6.1 Le droit à une rente extraordinaire de l'invalidité n'est en principe pas ouvert aux ressortissants étrangers de pays avec lesquels la Suisse n'a pas conclu de convention de sécurité sociale. Selon l'art. 39 al. 1 LAI (réservé par l'art. 6
al. 1 LAI), en relation avec l'art. 42 al. 1 de la loi fédérale sur l’assurance-vieillesse et survivants du 20 décembre 1946 (LAVS - RS 831.10), le droit à une rente extraordinaire de l'assurance-invalidité est réservé aux ressortissants suisses (sous réserve d'une convention de sécurité sociale). Une exception à ce principe est prévue par l'art. 39 al. 3 LAI, qui renvoie à l'art. 9 al. 3 LAI, lequel prévoit différentes conditions alternatives (pour le droit aux mesures de réadaptation)
(ATF 140 V 246 consid. 7.1 et les références).

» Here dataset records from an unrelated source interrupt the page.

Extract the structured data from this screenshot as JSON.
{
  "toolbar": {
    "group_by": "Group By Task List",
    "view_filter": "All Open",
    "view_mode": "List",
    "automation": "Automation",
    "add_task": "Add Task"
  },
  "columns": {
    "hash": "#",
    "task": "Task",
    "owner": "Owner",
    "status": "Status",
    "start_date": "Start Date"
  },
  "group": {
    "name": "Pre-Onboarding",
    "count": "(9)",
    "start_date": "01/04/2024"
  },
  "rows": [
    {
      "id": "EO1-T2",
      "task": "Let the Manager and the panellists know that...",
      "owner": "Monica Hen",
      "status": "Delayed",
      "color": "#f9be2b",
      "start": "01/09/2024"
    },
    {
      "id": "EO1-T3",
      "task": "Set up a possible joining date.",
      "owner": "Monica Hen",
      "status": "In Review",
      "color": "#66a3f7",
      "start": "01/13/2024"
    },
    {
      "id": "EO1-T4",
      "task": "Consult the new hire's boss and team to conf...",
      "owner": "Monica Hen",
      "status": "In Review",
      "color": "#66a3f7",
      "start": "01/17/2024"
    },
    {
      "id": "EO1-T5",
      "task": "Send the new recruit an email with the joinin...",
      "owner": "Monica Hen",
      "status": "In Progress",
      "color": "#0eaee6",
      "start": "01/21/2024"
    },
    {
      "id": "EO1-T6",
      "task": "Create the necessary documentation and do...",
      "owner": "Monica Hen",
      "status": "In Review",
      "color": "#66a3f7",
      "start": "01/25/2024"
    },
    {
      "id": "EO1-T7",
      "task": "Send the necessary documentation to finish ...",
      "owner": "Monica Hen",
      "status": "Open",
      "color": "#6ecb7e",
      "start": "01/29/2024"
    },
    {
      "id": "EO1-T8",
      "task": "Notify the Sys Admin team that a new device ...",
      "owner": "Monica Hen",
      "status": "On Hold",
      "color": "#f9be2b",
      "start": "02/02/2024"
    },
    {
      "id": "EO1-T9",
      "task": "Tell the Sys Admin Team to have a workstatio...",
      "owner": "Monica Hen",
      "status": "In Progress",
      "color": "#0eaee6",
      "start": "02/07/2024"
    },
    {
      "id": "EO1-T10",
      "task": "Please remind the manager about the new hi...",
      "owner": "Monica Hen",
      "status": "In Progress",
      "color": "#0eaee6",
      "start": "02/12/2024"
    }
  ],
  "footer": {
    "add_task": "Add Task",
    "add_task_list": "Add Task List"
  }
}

L'art. 39 al. 3 LAI a été introduit lors de la 1ère révision de la LAI sur proposition de la Commission du Conseil national chargée d'examiner le projet de loi modifiant la loi sur l'assurance-invalidité. La Commission avait reconnu qu'à défaut d'une telle disposition et en raison du principe selon lequel la rente extraordinaire n'était allouée qu'à des Suisses (sous réserve de dispositions conventionnelles), les enfants étrangers ou apatrides souvent atteints d'un grave handicap, qui pouvaient bénéficier de prestations de l'assurance-invalidité pendant leur minorité, n'avaient pas droit, une fois majeurs, à une rente extraordinaire d'invalidité faute d'en réaliser les conditions (procès-verbal de la séance
29 août 1967 de ladite commission). Cette lacune avait déjà été mise en évidence par la Commission fédérale d'experts pour la révision de l'assurance-invalidité, qui avait examiné les conséquences de l'octroi d'une rente extraordinaire à des étrangers ou des apatrides devenus invalides pendant leur enfance, une fois la majorité atteinte. Avec l'adoption de l'art. 39 al. 3 LAI, entré en vigueur le
1er janvier 1968, l'Assemblée fédérale entendait accorder aux ressortissants étrangers et aux apatrides une rente extraordinaire à partir de leur dix-huitième année, pour autant qu'ils satisfissent comme enfants aux conditions de l'art. 9
al. 3 LAI (ATF 140 V 246 consid. 7.2 et les références).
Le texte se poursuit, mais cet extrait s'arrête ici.